Crocodile farmer Mr Lever recently won his battle to retain a pistol for occupational use. The Queensland Civil and Administrative Tribunal (QCAT) decision in Lever v Queensland Police Service (Weapons Licensing Branch) is significant for three reasons:

  1. It is another nail in the coffin in the Weapons Licensing Branch crusade to remove pistols from occupational use,
  2. The Tribunal was not receptive to the Weapons Licensing Branch argument that personal protection (in a person’s business and employment) is not a genuine reason to own a pistol,
  3. The Tribunal spent time analysing and rejecting the Weapons Licensing Branch argument that a pistol was unsuitable and a rifle must be used instead.

The crusade against occupational use of pistols

In case you missed the history, Weapons Licensing Branch has been very preoccupied refusing to renew farmers’ pistol licenses.  Around two thousand people have (or had) occupational pistol licenses – mostly farmers with large farms and thick vegetation where feral pests and livestock are hard to access.

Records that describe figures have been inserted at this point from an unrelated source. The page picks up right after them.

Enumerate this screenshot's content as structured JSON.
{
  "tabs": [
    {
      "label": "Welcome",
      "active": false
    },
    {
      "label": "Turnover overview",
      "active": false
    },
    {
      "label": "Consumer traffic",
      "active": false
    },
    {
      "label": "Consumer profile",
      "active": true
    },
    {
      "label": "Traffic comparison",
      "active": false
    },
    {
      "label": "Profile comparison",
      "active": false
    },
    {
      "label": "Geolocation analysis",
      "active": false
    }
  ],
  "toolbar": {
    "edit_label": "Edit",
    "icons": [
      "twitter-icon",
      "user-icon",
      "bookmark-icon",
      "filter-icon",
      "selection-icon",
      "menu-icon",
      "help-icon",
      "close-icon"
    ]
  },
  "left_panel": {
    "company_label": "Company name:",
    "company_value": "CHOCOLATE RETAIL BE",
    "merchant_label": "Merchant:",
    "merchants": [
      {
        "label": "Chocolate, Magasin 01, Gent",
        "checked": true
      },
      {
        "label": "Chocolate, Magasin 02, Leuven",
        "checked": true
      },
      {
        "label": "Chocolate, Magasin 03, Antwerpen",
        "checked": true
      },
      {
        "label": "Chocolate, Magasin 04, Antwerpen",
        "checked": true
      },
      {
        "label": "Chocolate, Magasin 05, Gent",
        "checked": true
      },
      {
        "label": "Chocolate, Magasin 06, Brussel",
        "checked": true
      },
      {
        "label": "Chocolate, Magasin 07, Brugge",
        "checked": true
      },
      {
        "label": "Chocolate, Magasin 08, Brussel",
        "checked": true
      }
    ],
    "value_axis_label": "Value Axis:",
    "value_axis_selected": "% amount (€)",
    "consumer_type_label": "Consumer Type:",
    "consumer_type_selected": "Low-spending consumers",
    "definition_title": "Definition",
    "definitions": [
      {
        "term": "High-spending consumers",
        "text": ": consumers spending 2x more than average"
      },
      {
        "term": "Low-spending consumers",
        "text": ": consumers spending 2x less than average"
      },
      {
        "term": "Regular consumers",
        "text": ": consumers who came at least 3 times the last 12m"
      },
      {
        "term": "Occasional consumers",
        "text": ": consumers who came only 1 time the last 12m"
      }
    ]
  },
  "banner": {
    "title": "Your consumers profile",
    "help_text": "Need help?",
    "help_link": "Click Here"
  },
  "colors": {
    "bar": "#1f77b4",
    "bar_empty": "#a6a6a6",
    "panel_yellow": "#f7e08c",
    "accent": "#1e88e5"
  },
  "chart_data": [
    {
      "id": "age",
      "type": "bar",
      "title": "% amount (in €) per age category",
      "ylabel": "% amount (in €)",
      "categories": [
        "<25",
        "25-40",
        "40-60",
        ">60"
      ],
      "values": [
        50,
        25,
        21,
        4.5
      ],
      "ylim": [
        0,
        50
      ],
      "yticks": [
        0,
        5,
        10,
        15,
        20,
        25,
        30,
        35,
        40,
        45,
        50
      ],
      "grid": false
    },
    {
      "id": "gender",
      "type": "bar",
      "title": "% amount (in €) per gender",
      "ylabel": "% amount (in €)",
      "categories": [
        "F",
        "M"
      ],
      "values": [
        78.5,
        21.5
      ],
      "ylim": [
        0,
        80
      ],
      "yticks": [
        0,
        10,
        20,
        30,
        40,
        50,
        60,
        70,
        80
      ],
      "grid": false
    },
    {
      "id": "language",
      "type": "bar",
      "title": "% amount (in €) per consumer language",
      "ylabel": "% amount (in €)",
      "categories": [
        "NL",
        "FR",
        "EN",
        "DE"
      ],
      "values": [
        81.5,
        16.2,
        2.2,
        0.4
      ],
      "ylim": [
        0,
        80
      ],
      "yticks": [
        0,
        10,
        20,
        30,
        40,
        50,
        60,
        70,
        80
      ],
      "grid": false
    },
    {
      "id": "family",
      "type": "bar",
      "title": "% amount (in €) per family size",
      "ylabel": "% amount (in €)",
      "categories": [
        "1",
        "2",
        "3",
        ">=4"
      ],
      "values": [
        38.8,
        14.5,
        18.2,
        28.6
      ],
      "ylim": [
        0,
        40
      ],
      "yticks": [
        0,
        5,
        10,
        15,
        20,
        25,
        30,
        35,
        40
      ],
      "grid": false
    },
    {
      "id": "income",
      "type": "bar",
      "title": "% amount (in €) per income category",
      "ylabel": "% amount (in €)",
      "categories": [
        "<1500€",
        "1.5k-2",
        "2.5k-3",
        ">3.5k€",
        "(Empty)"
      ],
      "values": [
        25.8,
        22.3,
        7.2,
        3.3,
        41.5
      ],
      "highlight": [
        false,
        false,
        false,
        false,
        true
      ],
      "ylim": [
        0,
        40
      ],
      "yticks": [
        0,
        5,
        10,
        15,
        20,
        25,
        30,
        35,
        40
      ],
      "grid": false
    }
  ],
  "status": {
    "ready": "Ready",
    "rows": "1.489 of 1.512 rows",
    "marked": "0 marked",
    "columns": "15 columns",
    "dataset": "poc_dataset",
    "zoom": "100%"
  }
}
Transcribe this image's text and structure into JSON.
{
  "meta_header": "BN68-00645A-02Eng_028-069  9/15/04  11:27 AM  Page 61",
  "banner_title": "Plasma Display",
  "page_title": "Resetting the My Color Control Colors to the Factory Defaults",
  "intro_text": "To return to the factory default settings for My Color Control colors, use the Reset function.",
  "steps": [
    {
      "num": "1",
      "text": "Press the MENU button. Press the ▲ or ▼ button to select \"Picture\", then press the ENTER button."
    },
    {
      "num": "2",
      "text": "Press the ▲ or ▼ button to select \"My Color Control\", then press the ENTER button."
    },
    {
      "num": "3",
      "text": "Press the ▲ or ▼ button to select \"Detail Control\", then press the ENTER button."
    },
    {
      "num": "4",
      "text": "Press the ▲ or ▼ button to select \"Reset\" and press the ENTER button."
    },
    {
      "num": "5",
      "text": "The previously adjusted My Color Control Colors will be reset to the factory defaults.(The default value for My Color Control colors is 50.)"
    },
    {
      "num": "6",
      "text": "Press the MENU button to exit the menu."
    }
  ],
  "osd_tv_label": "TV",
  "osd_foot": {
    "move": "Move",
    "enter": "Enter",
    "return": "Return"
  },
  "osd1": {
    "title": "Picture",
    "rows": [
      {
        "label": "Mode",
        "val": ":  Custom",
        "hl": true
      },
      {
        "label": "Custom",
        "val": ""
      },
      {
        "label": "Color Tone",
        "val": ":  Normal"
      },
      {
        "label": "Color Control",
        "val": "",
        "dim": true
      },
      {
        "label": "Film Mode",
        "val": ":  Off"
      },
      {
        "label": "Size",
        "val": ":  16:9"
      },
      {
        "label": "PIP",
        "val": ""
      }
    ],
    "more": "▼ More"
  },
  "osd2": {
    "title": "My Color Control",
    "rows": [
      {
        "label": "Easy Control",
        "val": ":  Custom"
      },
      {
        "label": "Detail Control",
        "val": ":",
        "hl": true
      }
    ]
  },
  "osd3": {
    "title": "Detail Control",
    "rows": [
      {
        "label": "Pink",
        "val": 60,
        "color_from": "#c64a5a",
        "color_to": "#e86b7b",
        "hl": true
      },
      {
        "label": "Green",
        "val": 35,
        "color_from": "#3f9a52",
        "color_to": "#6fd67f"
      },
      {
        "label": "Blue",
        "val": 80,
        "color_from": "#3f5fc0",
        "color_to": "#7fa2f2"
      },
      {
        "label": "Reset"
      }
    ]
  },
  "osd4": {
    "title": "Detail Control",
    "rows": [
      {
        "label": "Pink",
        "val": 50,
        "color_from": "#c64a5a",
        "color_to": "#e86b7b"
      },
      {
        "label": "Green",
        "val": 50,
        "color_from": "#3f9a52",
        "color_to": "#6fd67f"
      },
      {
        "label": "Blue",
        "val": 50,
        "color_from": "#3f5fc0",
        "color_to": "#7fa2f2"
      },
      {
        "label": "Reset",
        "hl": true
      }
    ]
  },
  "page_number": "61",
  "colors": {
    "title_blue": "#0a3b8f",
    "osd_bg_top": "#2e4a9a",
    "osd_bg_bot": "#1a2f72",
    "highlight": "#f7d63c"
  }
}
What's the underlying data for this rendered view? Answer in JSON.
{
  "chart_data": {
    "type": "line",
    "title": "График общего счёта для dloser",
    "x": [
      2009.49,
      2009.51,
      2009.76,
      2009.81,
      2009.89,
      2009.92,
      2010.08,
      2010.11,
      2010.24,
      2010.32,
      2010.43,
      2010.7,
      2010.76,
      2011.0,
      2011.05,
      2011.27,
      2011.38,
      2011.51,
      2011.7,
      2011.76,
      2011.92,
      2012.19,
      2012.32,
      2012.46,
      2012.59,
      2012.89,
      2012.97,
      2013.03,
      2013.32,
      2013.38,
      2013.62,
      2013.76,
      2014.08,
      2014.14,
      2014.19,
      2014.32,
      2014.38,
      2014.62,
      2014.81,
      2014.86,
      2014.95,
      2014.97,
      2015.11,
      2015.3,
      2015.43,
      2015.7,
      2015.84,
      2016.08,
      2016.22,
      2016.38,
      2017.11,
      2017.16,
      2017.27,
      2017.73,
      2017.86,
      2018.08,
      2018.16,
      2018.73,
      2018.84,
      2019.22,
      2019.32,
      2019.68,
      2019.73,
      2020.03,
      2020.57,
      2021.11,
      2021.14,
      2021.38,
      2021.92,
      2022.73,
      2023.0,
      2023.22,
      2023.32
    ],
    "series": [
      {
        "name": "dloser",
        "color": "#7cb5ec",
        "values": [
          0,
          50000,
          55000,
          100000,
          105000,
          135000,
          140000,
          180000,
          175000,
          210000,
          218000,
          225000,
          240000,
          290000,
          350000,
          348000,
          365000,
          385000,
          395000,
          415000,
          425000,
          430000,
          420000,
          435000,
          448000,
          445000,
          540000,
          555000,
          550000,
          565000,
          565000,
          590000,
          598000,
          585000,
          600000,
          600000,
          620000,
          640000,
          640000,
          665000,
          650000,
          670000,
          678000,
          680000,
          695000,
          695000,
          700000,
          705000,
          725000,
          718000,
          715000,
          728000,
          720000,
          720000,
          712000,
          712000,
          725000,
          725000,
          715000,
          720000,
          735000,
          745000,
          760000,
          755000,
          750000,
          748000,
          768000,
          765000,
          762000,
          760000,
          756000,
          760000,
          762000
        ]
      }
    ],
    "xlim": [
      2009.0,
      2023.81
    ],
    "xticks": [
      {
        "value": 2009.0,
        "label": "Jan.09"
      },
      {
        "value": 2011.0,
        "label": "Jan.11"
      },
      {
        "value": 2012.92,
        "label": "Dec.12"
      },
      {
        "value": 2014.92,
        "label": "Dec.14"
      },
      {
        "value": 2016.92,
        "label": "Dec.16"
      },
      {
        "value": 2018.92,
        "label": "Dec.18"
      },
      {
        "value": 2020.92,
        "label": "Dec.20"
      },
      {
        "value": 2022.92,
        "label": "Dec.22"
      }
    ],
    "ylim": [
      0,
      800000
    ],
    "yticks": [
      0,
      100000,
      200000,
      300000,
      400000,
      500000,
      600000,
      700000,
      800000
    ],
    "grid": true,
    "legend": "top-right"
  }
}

You can read the full story of Weapons Licensing Branch bully tactics and campaigning (here) and their furphy arguments about animal welfare (here).

Their crusade seems to be reaching a natural limit with two recent QCAT decisions against them (read about Salmon, the other decision, here).

Tribunal leaves open personal protection as a genuine reason for a pistol

One argument often rehashed by Weapons Licensing is that personal protection is not a genuine reason to have a pistol, even for a job where you might be attacked by animals.  The Tribunal wasn’t keen on Weapons Licensing’s argument:

I consider it arguable that, if it is a genuine requirement of an applicant’s occupation that he or she have use of a weapon for personal protection, s 11(c) may be satisfied. First, each of Osborne and Bergmann were based on the weapons legislation in the respective states of New South Wales and Western Australia which expressly provided that an applicant does not have a genuine reason for possessing or using a firearm if the applicant intends to possess or use the firearm for, amongst other things, “personal protection”. No corresponding provision appears in [Queensland’s Weapons] Act. Secondly, in my view, it is at least arguable that personal protection as part of occupational health and safety is not mutually exclusive with possession of a weapon being an occupational requirement (including an occupational requirement for rural purposes). However, a decision on this issue should await a subsequent case where the issue is squarely raised for determination.

No doubt a case will eventually emerge that directly raises the issue of personal protection from animals in an occupational context.  But you would’ve thought that there could be no animal more dangerous than a salty!  In any case, the Tribunal appears to look favourably on the argument that personal protection from animal attacks is a legitimate OH&S issue with real relevance to occupational pistol licenses.

Sufficiency of a pistol

The Tribunal spent a lot of time dismantling the Weapons Licensing argument that a .357 pistol is unsuitable against crocodiles and that a rifle that could only be operated with two hands was a better defence.  Even when one of your arms might already be in a crocodile’s mouth…

We should pause to remember that a few years ago Queensland Police engaged the Department of Agriculture’s test facility at Warwick to trial their QPS’s .40 Glock for its suitability in putting down cattle.  They found it worked well (see RTI/18258):

Running this sort of ‘suitability’ argument against applicants is sailing pretty close to breaching Queensland’s model litigant rules.  Those rules (are supposed to) limit how government agencies behave in litigation.  They demand agencies:

  1. Don’t run arguments they know to be unsustainable, and
  2. Don’t make applicants work to prove things the agency already knows to be true.

In our experience, Weapons Licensing don’t seem anxious to observe the spirit of the model litigant rules.  They seem to figure that they’re entitled to be an unlimited font of argument and they throw a lot against the wall in the hope some of it sticks.